Be Careful – A Time Clock Rounding Policy Can Result in FLSA Liability!


Although the Fair Labor Standards Act regulations permit employers to round off employees’ start and stop times for administrative ease, this process may still result in liability for employers, as the U.S. Court of Appeals for the Eighth Circuit recently held.

The FLSA requires employers to pay non-exempt employees for all time worked, and for overtime when the employees work more than 40 hours in a week. Employers must therefore keep accurate records of the actual time worked by non-exempt employees. This can be accomplished through automated timekeeping systems, like time clocks. An FLSA regulation provides as follows:

It has been found that in some industries, particularly where time clocks are used, there has been the practice for many years of recording the employees’ starting time and stopping time to the nearest 5 minutes, or to the nearest one-tenth or quarter of an hour. Presumably, this arrangement averages out so that the employees are fully compensated for all the time they actually work. For enforcement purposes this practice of computing working time will be accepted, provided that it is used in such a manner that it will not result, over a period of time, in failure to compensate the employees properly for all the time they have actually worked.

In Houston v. Saint Luke’s Health System, Inc., the employer used an automated timekeeping system that applied a rounding policy, such that an employee’s clocked time within six minutes of a shift’s scheduled start or end time was rounded to the scheduled time. An employee brought suit on behalf of a class of similarly situated employees alleging that this practice violated the FLSA by failing to fully compensate employees for time worked. The federal district court dismissed the case on the basis that the employer had a facially neutral rounding policy, as permitted under the FLSA regulation.

On appeal, however, the Eighth Circuit found that, although facially neutral, in practice the policy resulted in employees being underpaid more than they were overpaid – and thus the payments did not average out in the long run. The Eighth Circuit declined to resolve whether an employer violates the rounding regulations when it undercompensates any individual employee over time, or only when it undercompensates employees as a whole – instead finding that, here, the rounding policy did both.

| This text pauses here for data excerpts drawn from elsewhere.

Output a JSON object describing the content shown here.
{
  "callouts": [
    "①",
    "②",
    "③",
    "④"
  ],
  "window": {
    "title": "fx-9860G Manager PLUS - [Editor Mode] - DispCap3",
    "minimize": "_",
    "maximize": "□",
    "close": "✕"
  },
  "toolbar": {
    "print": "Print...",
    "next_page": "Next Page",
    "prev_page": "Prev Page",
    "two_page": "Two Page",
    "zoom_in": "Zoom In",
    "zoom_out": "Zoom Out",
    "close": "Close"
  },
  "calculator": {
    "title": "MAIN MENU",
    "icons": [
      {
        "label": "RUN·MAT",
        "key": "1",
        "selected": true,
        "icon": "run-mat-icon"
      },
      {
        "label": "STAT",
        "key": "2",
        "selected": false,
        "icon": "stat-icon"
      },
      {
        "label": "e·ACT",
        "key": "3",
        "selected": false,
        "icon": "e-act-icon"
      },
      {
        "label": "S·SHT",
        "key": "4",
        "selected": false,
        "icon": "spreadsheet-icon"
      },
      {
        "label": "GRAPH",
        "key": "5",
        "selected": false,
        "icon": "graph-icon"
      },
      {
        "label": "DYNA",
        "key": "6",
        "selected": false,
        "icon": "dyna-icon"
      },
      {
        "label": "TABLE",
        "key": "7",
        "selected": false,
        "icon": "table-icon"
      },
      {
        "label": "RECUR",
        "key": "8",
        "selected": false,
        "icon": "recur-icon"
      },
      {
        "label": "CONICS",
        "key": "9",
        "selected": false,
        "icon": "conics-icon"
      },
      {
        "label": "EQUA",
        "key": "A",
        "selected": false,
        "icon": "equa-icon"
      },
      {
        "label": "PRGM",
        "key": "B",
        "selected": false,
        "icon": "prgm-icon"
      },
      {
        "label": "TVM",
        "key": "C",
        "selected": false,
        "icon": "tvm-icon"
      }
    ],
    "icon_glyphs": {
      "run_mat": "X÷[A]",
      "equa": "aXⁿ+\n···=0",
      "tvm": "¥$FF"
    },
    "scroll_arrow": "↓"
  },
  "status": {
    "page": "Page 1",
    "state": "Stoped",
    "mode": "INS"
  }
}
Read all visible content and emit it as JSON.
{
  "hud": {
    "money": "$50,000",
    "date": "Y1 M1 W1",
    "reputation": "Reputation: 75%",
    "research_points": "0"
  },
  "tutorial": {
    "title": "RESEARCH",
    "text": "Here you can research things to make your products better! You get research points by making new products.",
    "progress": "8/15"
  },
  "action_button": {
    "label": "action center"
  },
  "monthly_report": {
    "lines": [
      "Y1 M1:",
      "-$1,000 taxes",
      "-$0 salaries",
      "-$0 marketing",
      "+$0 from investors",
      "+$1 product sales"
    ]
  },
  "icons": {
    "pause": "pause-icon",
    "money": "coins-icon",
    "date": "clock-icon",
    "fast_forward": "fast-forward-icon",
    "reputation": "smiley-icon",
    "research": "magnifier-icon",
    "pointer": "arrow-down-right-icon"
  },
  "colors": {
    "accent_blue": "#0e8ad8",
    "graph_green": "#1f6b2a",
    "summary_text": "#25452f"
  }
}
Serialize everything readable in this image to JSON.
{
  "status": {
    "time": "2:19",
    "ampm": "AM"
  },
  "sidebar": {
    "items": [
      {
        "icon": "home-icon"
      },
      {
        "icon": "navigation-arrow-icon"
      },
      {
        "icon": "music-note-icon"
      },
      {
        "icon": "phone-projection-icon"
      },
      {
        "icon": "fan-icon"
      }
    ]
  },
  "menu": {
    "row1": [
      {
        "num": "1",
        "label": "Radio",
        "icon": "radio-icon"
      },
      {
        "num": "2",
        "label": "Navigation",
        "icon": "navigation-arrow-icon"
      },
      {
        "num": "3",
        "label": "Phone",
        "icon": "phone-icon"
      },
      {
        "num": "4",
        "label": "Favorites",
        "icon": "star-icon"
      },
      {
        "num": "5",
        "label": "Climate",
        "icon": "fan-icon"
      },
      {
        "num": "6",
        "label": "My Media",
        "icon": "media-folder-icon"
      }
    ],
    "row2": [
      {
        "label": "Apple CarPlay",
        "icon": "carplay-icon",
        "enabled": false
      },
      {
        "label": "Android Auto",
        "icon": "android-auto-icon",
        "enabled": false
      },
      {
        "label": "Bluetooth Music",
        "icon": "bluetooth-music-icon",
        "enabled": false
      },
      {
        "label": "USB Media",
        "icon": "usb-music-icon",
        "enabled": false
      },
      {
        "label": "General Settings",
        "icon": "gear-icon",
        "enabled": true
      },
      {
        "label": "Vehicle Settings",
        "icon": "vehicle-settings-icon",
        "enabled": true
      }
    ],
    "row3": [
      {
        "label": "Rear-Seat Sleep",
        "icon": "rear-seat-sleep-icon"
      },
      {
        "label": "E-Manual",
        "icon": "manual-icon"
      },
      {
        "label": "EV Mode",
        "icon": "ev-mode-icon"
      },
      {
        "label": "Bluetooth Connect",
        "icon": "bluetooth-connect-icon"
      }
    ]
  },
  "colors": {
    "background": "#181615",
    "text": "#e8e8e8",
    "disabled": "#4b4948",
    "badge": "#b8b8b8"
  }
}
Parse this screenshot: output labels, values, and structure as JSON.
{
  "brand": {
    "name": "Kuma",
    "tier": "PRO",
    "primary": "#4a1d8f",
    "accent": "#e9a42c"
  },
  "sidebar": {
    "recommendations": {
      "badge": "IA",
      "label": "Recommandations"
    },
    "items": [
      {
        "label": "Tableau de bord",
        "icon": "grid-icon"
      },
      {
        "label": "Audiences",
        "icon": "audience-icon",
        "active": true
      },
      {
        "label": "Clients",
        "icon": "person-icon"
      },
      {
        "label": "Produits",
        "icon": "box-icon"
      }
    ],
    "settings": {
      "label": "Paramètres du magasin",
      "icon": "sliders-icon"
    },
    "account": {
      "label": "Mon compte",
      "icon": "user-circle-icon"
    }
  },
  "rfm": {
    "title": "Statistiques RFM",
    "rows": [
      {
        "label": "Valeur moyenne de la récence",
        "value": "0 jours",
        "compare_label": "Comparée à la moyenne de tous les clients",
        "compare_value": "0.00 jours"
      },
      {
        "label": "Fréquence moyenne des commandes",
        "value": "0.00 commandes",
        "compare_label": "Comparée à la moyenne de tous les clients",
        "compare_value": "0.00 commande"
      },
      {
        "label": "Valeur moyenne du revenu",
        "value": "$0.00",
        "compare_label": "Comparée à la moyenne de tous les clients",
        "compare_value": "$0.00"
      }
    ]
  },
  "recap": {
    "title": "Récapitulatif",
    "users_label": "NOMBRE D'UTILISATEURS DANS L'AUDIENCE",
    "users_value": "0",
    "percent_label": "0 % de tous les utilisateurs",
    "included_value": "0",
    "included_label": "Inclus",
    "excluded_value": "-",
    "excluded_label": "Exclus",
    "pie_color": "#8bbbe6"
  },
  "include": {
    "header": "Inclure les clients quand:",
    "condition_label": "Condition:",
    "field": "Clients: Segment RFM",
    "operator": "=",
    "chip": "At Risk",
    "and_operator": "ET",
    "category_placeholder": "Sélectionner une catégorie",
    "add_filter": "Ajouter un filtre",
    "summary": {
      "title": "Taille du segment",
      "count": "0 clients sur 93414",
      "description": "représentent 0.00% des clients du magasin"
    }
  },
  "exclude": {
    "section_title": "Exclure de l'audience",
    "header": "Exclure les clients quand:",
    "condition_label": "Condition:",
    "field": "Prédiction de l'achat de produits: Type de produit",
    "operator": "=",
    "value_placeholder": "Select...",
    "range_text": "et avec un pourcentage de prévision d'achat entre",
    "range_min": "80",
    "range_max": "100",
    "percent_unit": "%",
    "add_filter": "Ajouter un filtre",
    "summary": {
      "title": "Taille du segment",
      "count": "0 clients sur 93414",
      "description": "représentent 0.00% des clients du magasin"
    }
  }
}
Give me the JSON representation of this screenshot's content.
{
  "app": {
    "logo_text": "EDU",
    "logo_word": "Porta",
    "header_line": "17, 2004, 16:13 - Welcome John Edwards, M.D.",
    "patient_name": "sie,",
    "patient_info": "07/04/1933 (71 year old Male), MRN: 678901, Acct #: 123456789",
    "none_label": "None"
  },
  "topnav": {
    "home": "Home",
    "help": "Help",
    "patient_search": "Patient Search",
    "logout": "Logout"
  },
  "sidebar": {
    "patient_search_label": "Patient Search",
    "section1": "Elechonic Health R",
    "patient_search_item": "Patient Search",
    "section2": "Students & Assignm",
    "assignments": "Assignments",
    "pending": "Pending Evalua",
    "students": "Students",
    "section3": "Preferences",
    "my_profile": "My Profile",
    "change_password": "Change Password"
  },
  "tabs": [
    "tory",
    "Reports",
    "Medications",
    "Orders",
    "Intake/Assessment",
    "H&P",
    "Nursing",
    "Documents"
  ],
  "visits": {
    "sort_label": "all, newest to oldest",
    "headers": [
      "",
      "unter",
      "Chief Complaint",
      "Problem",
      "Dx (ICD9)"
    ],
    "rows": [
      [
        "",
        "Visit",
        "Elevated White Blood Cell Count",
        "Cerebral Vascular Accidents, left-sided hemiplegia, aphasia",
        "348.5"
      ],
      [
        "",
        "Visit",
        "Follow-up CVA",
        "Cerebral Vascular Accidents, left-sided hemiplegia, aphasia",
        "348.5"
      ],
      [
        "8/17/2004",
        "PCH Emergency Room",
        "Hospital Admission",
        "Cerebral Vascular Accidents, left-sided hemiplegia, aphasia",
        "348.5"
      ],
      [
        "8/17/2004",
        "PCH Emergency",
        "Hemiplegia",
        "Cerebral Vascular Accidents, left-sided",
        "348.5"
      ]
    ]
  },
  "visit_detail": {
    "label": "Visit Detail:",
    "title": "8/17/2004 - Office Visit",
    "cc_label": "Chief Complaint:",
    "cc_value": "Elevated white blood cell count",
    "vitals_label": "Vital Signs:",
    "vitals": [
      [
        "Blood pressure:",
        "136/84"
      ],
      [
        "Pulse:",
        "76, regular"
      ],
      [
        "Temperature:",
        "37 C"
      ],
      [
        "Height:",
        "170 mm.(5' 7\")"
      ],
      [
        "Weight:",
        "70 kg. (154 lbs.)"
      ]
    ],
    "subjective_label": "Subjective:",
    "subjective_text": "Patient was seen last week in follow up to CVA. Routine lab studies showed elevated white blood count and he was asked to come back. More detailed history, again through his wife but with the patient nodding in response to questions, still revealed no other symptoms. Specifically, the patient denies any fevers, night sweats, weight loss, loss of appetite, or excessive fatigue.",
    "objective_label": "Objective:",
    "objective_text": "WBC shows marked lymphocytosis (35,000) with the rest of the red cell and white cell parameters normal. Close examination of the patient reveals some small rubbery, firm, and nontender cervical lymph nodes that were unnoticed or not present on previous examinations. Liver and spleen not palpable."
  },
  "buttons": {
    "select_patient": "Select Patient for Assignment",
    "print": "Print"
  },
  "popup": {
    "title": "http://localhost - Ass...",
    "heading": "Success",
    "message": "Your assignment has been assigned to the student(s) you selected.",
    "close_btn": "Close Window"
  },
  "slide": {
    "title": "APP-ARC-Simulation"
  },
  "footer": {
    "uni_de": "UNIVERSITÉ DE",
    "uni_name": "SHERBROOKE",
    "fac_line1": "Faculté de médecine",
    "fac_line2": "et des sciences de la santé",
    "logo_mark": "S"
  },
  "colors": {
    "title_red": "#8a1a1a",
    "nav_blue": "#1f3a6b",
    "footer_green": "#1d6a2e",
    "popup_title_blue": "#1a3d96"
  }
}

What this means is that employers should not blindly rely on a rounding policy for compliance with the FLSA. The regulation itself provides that such a policy cannot result in undercompensation over time. Thus, employers with such policies should regularly audit the application of the policy to confirm that they are in fact achieving a neutral average over time. Moreover, as the Eighth Circuit noted, in this day and age of electronic timekeeping systems, it is quite simple to calculate the exact amount of time worked – unlike “the old days of punch cards and hand arithmetic.” That begs the question of whether rounding policies should be used at all.